Also jetzt sag ich auch mal was  !Als erstes gibt mir bitte mal ein Netzteil was:

1*24Pin MB ,2*8 CPU ,1* pcie für 7 PCIE Lanes!, 4-6 Pcie für Graka hat! + Reserve!!!!!!


Ich denke es gibt nur 2 das ist von EVGA Classi 1500 (Neu das Supernova)was extra damals für das SR-2 raus kam!!!!!!. Ich habe lange mit Nils von Seasonic gemailt und Telefoniert und er wollte mir erst ein p 1000 Platinum geben nachdem ich mein Setup gesagt habe, doch es fehlte immer ein Pcie für das MB. Also ging nur das 1250er.

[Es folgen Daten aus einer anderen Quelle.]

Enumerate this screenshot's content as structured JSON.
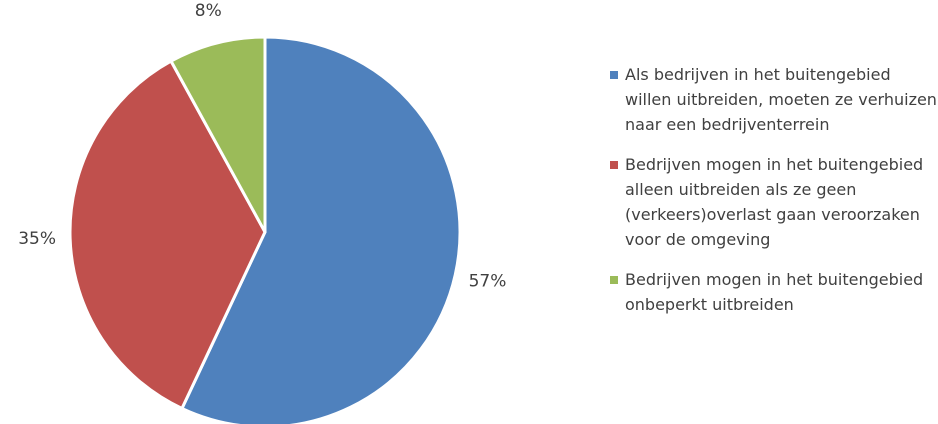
{
  "chart_data": {
    "type": "pie",
    "series": [
      {
        "name": "Als bedrijven in het buitengebied willen uitbreiden, moeten ze verhuizen naar een bedrijventerrein",
        "color": "#4f81bd"
      },
      {
        "name": "Bedrijven mogen in het buitengebied alleen uitbreiden als ze geen (verkeers)overlast gaan veroorzaken voor de omgeving",
        "color": "#c0504d"
      },
      {
        "name": "Bedrijven mogen in het buitengebied onbeperkt uitbreiden",
        "color": "#9bbb59"
      }
    ],
    "values": [
      57,
      35,
      8
    ],
    "value_labels": [
      "57%",
      "35%",
      "8%"
    ],
    "legend": "right"
  }
}
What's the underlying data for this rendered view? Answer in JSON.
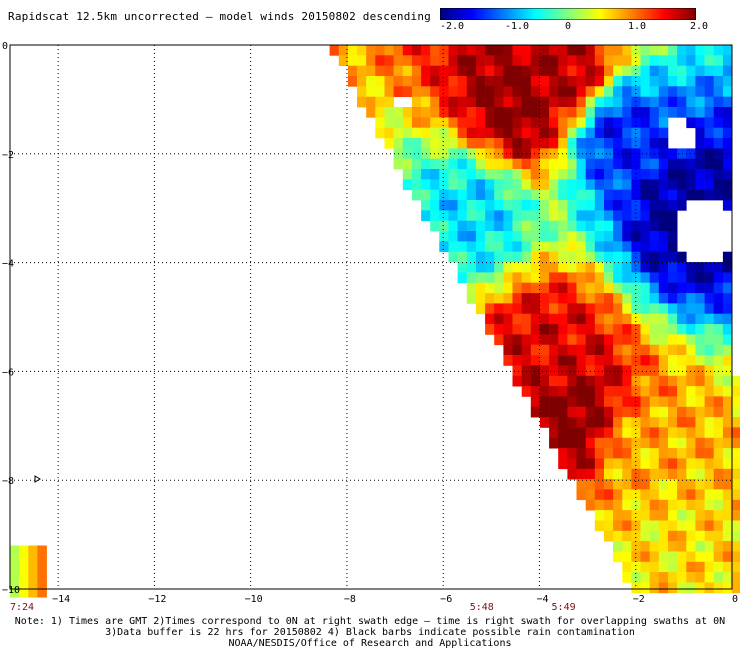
{
  "title": "Rapidscat 12.5km uncorrected — model winds 20150802 descending",
  "colorbar": {
    "labels": [
      "-2.0",
      "-1.0",
      "0",
      "1.0",
      "2.0"
    ],
    "values": [
      -2.0,
      -1.0,
      0,
      1.0,
      2.0
    ],
    "range": [
      -2.0,
      2.0
    ],
    "colors": [
      "#00007f",
      "#0000ff",
      "#007fff",
      "#00ffff",
      "#7fff7f",
      "#ffff00",
      "#ff7f00",
      "#ff0000",
      "#7f0000"
    ]
  },
  "axes": {
    "x_range": [
      -15,
      0
    ],
    "y_range": [
      -10,
      0
    ],
    "x_ticks": [
      -14,
      -12,
      -10,
      -8,
      -6,
      -4,
      -2,
      0
    ],
    "x_tick_labels": [
      "−14",
      "−12",
      "−10",
      "−8",
      "−6",
      "−4",
      "−2",
      "0"
    ],
    "y_ticks": [
      0,
      -2,
      -4,
      -6,
      -8,
      -10
    ],
    "y_tick_labels": [
      "0",
      "−2",
      "−4",
      "−6",
      "−8",
      "−10"
    ],
    "grid": true
  },
  "swath_times": [
    {
      "label": "7:24",
      "x": -15.0
    },
    {
      "label": "5:48",
      "x": -5.2
    },
    {
      "label": "5:49",
      "x": -3.5
    }
  ],
  "notes": [
    "Note: 1) Times are GMT 2)Times correspond to 0N at right swath edge — time is right swath for overlapping swaths at 0N",
    "3)Data buffer is 22 hrs for 20150802 4) Black barbs indicate possible rain contamination",
    "NOAA/NESDIS/Office of Research and Applications"
  ],
  "field_features": [
    {
      "lon": -4.5,
      "lat": -1.0,
      "value": 2.0
    },
    {
      "lon": -3.5,
      "lat": -0.5,
      "value": 1.8
    },
    {
      "lon": -4.0,
      "lat": -5.5,
      "value": 1.6
    },
    {
      "lon": -3.5,
      "lat": -6.8,
      "value": 2.0
    },
    {
      "lon": -2.0,
      "lat": -7.5,
      "value": 0.8
    },
    {
      "lon": -1.0,
      "lat": -3.0,
      "value": -1.9
    },
    {
      "lon": -2.5,
      "lat": -1.5,
      "value": -1.4
    },
    {
      "lon": -5.5,
      "lat": -3.0,
      "value": -0.6
    },
    {
      "lon": -1.5,
      "lat": -9.0,
      "value": 0.6
    }
  ]
}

Die X Serie ist eigentlich intern multi-rail nur so am Rande doch für einige Spezies hier die Kabelbrand mit Hausbrand verbinden werde ich Seasonic nochmal anrufen um das zu Klären.


Ich selber bin extrem froh einer der besten Hersteller für mich gewonnen zu haben ,die z.b auch die "AX Serie von Corsair" herstellt.


----------



## hendrosch (18. Januar 2014)

*AW: copperHead 2.0*



H2Ocooling schrieb:


> ...


 
Dein Enermax hat auch "nur" 30 A auf einer 12V Schiene (dafür hats 4)

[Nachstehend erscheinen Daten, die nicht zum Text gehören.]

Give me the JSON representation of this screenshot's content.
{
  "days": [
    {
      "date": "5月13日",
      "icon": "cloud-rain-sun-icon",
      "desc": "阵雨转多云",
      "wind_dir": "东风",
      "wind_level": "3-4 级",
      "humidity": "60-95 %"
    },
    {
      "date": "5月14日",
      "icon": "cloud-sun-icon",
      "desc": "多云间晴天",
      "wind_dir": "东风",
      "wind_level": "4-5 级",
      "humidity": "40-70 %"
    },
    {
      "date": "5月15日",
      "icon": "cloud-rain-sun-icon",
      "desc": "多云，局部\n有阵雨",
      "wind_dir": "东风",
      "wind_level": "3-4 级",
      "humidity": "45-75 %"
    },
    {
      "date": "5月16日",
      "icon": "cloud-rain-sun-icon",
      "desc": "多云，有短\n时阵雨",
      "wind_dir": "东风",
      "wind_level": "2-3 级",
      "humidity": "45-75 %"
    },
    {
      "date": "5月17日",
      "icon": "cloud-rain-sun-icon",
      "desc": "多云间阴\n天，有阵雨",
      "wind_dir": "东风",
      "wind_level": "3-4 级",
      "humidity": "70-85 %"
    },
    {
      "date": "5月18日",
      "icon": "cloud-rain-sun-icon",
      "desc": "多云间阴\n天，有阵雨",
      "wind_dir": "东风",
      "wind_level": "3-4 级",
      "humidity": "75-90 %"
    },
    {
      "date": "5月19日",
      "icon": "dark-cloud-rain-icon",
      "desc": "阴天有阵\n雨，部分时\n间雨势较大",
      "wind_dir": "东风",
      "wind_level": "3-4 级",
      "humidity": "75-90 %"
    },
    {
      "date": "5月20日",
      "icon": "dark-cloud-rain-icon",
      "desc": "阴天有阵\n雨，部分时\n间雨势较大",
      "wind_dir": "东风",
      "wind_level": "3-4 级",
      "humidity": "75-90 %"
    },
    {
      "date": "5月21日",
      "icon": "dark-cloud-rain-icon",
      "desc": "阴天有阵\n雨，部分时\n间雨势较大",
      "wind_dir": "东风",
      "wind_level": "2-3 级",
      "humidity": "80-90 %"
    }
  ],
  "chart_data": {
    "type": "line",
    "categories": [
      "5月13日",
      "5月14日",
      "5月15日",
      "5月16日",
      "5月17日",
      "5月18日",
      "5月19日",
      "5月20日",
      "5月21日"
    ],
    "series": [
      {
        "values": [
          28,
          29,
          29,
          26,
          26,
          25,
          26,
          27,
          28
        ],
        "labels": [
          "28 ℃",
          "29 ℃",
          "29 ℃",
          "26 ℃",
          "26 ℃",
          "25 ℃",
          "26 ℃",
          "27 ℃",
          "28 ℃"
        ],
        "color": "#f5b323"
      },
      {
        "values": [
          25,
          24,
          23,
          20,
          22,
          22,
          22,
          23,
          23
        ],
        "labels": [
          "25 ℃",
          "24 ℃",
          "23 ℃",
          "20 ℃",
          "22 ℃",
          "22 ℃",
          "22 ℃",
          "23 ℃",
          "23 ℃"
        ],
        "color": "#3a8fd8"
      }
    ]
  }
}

Das Seasonic hingegen 104A, so kann das pratisch gar nicht Abschalten, da (etwas Physik) du wenn du einen Kurzschluss baust das im normalfall ja nur auf einem Kabel tust, dort fließt nun so viel Strom wie es der Wiederstand des Kabels zu lässt, denn es ist ja alles zusammengeschaltet (Danke Sigle-Rail), da aber die Schutzschlatung nicht direkt bei 105A eingreift sondern erst deutlich später und dann der Wiederstand im Kabel (oder noch schlimmer in Leiterbahnen) so hoch ist das der Strom nicht erreicht wird schaltet es gar nicht ab.
Siehe z.B. hier: kann sogar sein das es zu deinem Baugleich ist oder zumindest ähnlich.


----------



## Jbfem (18. Januar 2014)

Ich denke bis ich eine Antwort habe ,ist jetzt diese Diskussion beendet. Als Tipp google mal OCP Schutzschaltung


----------



## hendrosch (19. Januar 2014)

Fas Problem ist ja gerade das die OCP erst greifen kann wenn die Leistung des NTs überzogen wird. (104A*12V=1248W) wenn die aber über ein 0,75 oder 1mm2 Kabel (oder wie gesagt schlimmer noch bei einem Hardwaredefekt, kann ja immer passieren, über eine Leiterbahn) laufen brennt das schon aber das Netzteil ist noch nicht Voll ausgelastet und schaltet nicht ab. 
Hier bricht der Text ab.